NASA's Orbiting Carbon Observatory-3 (OCO-3), the agency's newest carbon dioxide-measuring mission to launch into space, has seen the light. From its perch on the International Space Station, OCO-3 captured its first glimpses of sunlight reflected by Earth's surface on June 25, 2019. Just weeks later, the OCO-3 team was able to make its first determinations of carbon dioxide and solar-induced fluorescence - the "glow" that plants emit from photosynthesis, a process that includes the capture of carbon from the atmosphere.
The first image shows carbon dioxide, or CO2, over the United States during OCO-3's first few days of science data collection. These initial measurements are consistent with measurements taken by OCO-3's older sibling, OCO-2, over the same area - meaning that even though OCO-3's instrument calibration is not yet complete, it is right on track to continue its (currently still operational) predecessor's data record.

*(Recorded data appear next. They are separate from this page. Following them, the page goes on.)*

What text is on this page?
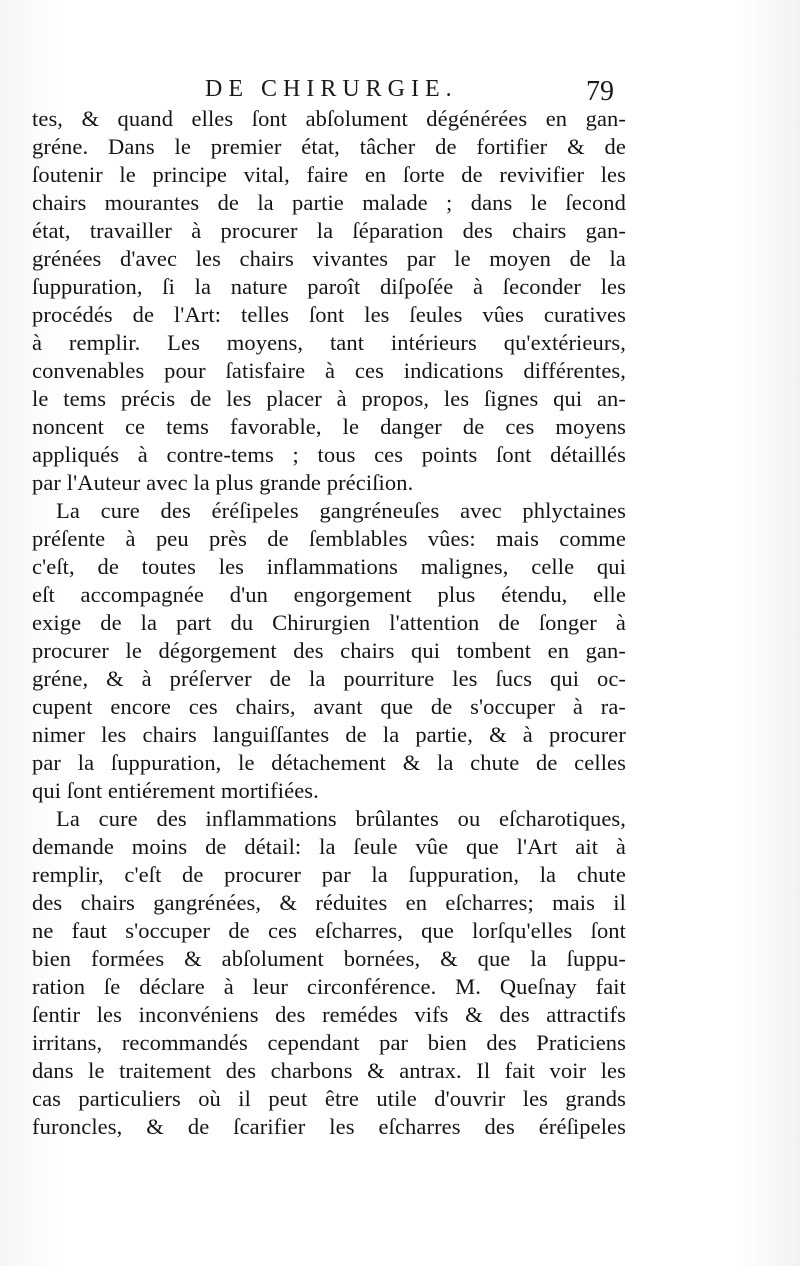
DE CHIRURGIE.	79
tes, & quand elles ſont abſolument dégénérées en gan-
gréne. Dans le premier état, tâcher de fortifier & de
ſoutenir le principe vital, faire en ſorte de revivifier les
chairs mourantes de la partie malade ; dans le ſecond
état, travailler à procurer la ſéparation des chairs gan-
grénées d'avec les chairs vivantes par le moyen de la
ſuppuration, ſi la nature paroît diſpoſée à ſeconder les
procédés de l'Art: telles ſont les ſeules vûes curatives
à remplir. Les moyens, tant intérieurs qu'extérieurs,
convenables pour ſatisfaire à ces indications différentes,
le tems précis de les placer à propos, les ſignes qui an-
noncent ce tems favorable, le danger de ces moyens
appliqués à contre-tems ; tous ces points ſont détaillés
par l'Auteur avec la plus grande préciſion.
La cure des éréſipeles gangréneuſes avec phlyctaines
préſente à peu près de ſemblables vûes: mais comme
c'eſt, de toutes les inflammations malignes, celle qui
eſt accompagnée d'un engorgement plus étendu, elle
exige de la part du Chirurgien l'attention de ſonger à
procurer le dégorgement des chairs qui tombent en gan-
gréne, & à préſerver de la pourriture les ſucs qui oc-
cupent encore ces chairs, avant que de s'occuper à ra-
nimer les chairs languiſſantes de la partie, & à procurer
par la ſuppuration, le détachement & la chute de celles
qui ſont entiérement mortifiées.
La cure des inflammations brûlantes ou eſcharotiques,
demande moins de détail: la ſeule vûe que l'Art ait à
remplir, c'eſt de procurer par la ſuppuration, la chute
des chairs gangrénées, & réduites en eſcharres; mais il
ne faut s'occuper de ces eſcharres, que lorſqu'elles ſont
bien formées & abſolument bornées, & que la ſuppu-
ration ſe déclare à leur circonférence. M. Queſnay fait
ſentir les inconvéniens des remédes vifs & des attractifs
irritans, recommandés cependant par bien des Praticiens
dans le traitement des charbons & antrax. Il fait voir les
cas particuliers où il peut être utile d'ouvrir les grands
furoncles, & de ſcarifier les eſcharres des éréſipeles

OCO-3 was also able to make its first measurements of solar-induced fluorescence. The second image shows solar-induced fluorescence in western Asia. Areas with lower plant glow - indicating lower photosynthesis activity - are shown in light green; areas with higher photosynthesis activity are shown in dark green. As expected, there is significant contrast in plant activity from areas of low vegetation near the Caspian Sea to the forests and farms north and east of the Mingachevir Reservoir (near the center of the image).
"The team is so excited to see how well OCO-3 is performing," said Project Scientist Annmarie Eldering, who is based at NASA's Jet Propulsion Laboratory in Pasadena, California. "These preliminary carbon dioxide and solar-induced fluorescence retrievals look fantastic and will only improve as calibration improves."

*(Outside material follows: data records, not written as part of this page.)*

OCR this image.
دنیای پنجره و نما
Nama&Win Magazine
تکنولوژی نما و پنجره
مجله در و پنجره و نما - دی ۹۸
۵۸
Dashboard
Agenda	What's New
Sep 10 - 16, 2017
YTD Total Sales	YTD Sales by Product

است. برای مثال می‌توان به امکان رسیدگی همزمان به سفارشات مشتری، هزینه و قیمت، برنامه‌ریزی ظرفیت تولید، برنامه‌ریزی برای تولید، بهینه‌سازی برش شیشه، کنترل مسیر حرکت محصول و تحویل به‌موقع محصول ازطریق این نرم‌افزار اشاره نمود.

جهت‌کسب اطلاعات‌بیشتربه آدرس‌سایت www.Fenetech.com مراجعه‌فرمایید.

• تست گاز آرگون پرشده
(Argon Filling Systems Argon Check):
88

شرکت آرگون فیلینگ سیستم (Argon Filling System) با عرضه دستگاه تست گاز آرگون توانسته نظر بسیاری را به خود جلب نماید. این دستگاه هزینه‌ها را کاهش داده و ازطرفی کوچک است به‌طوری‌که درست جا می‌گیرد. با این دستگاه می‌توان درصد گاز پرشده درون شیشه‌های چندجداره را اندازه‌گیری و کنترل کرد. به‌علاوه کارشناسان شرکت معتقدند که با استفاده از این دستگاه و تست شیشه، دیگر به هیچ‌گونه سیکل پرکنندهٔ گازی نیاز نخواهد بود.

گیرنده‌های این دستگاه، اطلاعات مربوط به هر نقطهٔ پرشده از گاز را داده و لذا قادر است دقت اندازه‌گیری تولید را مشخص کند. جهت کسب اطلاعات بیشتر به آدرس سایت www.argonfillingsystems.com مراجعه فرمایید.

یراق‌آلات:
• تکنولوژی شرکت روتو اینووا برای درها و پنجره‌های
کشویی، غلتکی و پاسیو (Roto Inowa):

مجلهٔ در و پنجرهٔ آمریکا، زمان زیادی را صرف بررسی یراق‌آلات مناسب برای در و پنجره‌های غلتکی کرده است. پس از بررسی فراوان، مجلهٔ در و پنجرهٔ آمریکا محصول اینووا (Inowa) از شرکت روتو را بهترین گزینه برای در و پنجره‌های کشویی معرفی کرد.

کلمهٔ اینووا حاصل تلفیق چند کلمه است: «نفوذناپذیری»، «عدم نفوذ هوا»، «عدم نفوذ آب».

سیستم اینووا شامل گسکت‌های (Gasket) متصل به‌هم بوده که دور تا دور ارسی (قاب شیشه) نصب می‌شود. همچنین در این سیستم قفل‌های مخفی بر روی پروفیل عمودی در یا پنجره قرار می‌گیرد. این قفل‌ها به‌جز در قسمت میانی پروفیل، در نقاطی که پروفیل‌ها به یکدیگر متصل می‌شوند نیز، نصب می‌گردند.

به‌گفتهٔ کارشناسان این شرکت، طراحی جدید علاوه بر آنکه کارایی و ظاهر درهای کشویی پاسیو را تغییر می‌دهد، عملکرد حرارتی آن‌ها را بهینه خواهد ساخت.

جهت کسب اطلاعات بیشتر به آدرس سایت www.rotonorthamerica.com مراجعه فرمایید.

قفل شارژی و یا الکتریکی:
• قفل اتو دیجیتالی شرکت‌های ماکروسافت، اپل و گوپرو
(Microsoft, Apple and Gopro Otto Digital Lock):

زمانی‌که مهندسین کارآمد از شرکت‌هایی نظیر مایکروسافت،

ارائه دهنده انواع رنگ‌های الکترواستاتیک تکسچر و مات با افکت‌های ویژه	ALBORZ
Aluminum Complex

OCO-3 launched to the space station on May 4. Although one of its main objectives is to continue the five-year data record started by OCO-2, it has two unique capabilities. First, OCO-3 is equipped with a new pointing mirror assembly that will allow scientists to map local variations in carbon dioxide from space more completely than can be achieved by OCO-2.
Second, the space station's orbit will allow OCO-3 to see the same location on Earth at different times of day, which will allow scientists to study how carbon dioxide fluctuates throughout the day. OCO-2, not mounted on the space station, is in a near polar orbit that only allows it to see the same location at the same time of day.
OCO-3's data will complement data from two other Earth-observing missions aboard the space station - ECOSTRESS, which measures temperature stress and water use by plants, and GEDI, which assesses the amount of above-ground organic plant material present particularly in forests. The combined data from all of these instruments will give scientists both an unprecedented level of detail about how plants around the globe are responding to changes in climate and a more complete understanding of the carbon cycle.
The mission team expects to complete OCO-3's in-orbit checkout phase - the period where they ensure all instruments and components are working and calibrated correctly - next month. They are scheduled to release official carbon dioxide and solar-induced fluorescence data to the science community a year later; however, given the quality of the measurements that OCO-3 is already making, the data will likely be available sooner.
The OCO-3 project is managed by JPL. Caltech manages JPL for NASA.